Jetzt spricht der Chor der Untoten auf einer sich klaustrophobisch verengenden Bühne vom Streik bei Opel, von den Vorstandsvorsitzenden der Opel-Mutter General Motors, von der Trauer der Beschäftigten über das mögliche Aus für ihre Opel-Autos. Das ist politisches Theater, wie Elfriede Jelinek es versteht. Aber verstehen auch Publikum und Schauspieler etwas von den Problemen, die dort benannt werden, und interessieren sie sich dafür?
Jelinek stellt keine Fragen mit ihrem Stück, wie es beispielsweise der als Erneuerer des politischen Theaters gefeierte Autor und Regisseur Rene Pollesch tut. Jelinek jammert über die Zustände und der Zuschauer muss sich fragen, woher die menschenscheue Autorin, die sich nach eigenen Angaben nicht in der Welt bewegt, ihre Inspiration nimmt.

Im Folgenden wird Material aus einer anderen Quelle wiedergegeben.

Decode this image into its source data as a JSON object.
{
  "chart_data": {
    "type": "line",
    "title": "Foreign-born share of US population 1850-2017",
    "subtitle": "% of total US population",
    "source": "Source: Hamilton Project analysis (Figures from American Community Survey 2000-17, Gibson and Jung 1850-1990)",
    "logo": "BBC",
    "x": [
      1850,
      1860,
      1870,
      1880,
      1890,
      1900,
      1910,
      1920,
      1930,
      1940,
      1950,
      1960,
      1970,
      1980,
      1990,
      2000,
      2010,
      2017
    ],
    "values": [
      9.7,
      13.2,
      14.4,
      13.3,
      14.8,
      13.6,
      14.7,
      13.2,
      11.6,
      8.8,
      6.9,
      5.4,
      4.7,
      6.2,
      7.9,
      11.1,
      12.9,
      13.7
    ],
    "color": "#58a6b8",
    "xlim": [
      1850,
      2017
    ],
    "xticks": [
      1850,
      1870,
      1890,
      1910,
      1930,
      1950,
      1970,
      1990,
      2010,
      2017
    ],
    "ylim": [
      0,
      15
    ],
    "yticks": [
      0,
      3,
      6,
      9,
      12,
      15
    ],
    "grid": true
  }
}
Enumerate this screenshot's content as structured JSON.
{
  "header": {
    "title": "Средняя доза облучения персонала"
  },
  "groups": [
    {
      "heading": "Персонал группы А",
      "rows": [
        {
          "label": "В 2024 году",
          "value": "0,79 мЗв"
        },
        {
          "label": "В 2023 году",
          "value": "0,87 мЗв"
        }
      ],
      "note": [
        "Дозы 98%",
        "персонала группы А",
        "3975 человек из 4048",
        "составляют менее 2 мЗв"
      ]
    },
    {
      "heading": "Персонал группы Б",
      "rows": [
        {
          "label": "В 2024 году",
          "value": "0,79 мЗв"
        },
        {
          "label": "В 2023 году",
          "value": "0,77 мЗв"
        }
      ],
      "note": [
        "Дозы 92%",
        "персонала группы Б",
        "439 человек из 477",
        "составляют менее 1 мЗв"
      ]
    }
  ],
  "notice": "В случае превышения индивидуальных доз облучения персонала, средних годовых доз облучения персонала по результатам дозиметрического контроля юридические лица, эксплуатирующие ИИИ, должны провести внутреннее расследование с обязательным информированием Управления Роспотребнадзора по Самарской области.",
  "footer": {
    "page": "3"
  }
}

Deutschland ist für die 58-jährige Jelinek, so das Resümee nach fast zwei Stunden, eine düstere und auf den Aufschwung wartende Landschaft, die sich mit dümmlichen Liedern und Melodien betäubt und eigentlich auf etwas Großes, Bedeutendes wartet. Ein Daheim gibt es nicht, das Leitbild biete heute Britney (Spears), das sei «Hauptkultur, Hauptstadtkultur». Und Resignation macht sich bei den Untoten breit: «Schon die Eltern haben Barrikaden errichtet - es hat nichts genutzt.»